Sebagai siswa yang berprestasi, Laksamana Keumalahayati berhak memiliki jurusan yang diinginkannya. Ia memilih jurusan Angkatan Laut. Ketika menempuh pendidikan di akademi ini ia pernah berkenalan dengan seorang calon perwira laut yang lebih senior (data tentang namanya belum diketahui). Perkenalan tersebut berlanjut hingga benih-benih kasih sayang terbangun di antara mereka. Mereka berdua akhirnya bersepakat untuk saling memadu kasih dan menyatukan diri ke dalam cinta. Setelah tamat dari Akademi Militer Mahad Baitul Makdis, keduanya melangsungkan pernikahan.
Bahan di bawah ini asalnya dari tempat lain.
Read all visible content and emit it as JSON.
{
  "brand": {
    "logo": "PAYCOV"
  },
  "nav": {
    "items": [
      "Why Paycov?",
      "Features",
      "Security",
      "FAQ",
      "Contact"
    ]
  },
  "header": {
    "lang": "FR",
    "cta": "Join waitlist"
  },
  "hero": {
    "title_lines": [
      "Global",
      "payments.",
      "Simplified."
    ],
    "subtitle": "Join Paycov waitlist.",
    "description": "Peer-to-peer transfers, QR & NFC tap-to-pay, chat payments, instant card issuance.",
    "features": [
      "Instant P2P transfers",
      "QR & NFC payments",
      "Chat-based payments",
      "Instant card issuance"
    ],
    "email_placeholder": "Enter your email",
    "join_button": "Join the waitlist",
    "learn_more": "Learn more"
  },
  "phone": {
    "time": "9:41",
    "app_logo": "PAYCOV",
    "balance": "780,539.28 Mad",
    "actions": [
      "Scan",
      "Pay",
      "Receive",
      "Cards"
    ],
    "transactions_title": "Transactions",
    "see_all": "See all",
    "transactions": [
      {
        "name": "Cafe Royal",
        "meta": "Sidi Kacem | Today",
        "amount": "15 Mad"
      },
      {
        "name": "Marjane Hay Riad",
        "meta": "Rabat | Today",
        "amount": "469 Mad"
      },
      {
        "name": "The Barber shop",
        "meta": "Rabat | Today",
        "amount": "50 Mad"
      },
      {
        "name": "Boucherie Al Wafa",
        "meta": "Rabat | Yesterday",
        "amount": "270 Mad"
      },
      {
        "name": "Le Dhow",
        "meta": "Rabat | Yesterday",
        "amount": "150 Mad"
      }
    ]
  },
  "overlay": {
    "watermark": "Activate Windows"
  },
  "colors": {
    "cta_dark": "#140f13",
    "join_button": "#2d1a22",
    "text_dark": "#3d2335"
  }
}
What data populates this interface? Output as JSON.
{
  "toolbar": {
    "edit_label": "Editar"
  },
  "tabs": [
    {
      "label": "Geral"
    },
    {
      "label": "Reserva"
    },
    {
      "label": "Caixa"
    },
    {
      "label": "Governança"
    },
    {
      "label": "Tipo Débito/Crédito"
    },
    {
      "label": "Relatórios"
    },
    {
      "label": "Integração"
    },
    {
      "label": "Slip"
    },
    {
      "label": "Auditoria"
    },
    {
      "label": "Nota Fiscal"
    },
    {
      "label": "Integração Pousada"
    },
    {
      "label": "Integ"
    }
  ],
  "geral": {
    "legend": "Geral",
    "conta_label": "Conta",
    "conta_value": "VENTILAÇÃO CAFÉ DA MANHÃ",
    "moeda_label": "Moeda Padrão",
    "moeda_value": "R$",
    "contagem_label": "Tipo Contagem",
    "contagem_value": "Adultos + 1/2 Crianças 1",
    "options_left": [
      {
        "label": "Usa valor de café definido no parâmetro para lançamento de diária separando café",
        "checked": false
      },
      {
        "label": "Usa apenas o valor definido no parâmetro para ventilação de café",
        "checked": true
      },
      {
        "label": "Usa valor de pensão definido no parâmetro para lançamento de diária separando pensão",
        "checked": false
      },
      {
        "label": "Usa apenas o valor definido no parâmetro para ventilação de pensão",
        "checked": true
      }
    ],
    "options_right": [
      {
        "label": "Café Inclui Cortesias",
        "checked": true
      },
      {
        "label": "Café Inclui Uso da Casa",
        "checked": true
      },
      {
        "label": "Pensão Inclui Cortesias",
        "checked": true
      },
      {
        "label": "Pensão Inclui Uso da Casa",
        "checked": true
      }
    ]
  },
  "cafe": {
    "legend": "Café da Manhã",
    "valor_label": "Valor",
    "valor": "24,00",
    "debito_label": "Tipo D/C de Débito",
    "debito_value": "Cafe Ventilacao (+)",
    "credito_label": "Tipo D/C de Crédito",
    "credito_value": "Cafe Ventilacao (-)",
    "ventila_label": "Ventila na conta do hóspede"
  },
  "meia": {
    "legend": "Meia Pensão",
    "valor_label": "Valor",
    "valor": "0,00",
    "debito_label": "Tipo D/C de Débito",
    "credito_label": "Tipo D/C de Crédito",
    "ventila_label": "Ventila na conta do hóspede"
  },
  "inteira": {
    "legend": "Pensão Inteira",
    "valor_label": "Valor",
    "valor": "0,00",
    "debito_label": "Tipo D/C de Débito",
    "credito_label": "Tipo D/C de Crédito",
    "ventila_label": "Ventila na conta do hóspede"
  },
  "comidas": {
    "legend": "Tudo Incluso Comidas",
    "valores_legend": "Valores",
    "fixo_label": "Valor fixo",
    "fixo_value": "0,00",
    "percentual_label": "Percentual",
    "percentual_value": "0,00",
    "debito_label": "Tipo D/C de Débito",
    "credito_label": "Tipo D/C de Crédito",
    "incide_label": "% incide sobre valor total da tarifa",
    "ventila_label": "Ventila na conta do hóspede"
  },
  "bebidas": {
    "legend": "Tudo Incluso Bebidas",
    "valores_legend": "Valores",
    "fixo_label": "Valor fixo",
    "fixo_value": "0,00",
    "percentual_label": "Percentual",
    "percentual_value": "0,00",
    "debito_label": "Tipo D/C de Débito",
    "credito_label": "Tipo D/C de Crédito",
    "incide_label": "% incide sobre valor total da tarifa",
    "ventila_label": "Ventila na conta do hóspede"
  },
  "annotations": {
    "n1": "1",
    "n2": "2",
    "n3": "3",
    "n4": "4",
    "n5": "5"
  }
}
Setelah menamatkan studinya di Akademi Militer Mahad Baitul Makdis, Laksamana Keumalahayati berkonsentrasi pada dunia pergerakan dan perjuangan. Ia diangkat oleh Sultan Alauddin Riayat Syah al-Mukammil (1589-1604 M) sebagai Komandan Protokol Istana Darud-Dunia di Kesultanan Aceh Darussalam. Jabatan tersebut merupakan kepercayaan sultan terhadap dirinya, sehingga ia perlu menguasai banyak pengetahuan tentang etika dan keprotokolan.
Komandan Protokol Istana 
Sebagai seorang perwira muda lulusan Akademi Militer Baitul Makdis di Aceh dan memiliki prestasi pendidikan yang sangat memuaskan, Keumalahayati memperoleh kehormatan dan kepercayaan dari Sultan Alaiddin Riayat Syah Al Mukammil (1589- 1604), diangkat menjadi Komandan Protokol lstana Darud-Dunia dari Kerajaan Aceh Darussalam. Jabatan sebagai Komandan Protokol lstana bagi Keumalahayati adalah merupakan jabatan yang tinggi dan terhormat. Jabatan tersebut sangat besar tanggung jawabnya, karena di samping menjadi kepercayaan Sultan, juga harus menguasai soal etika dan keprotokolan sebagai mana lazimnya yang berlaku di setiap istana kerajaan di manapun di dunia. Bersamaan dengan pengangkatan Keumalahayati sebagai Komandan Protokol Istana, diangkat pula Cut Limpah sebagai komandan intelijen istana (geheimraad).(Rusdi Sufi, 1994 :31).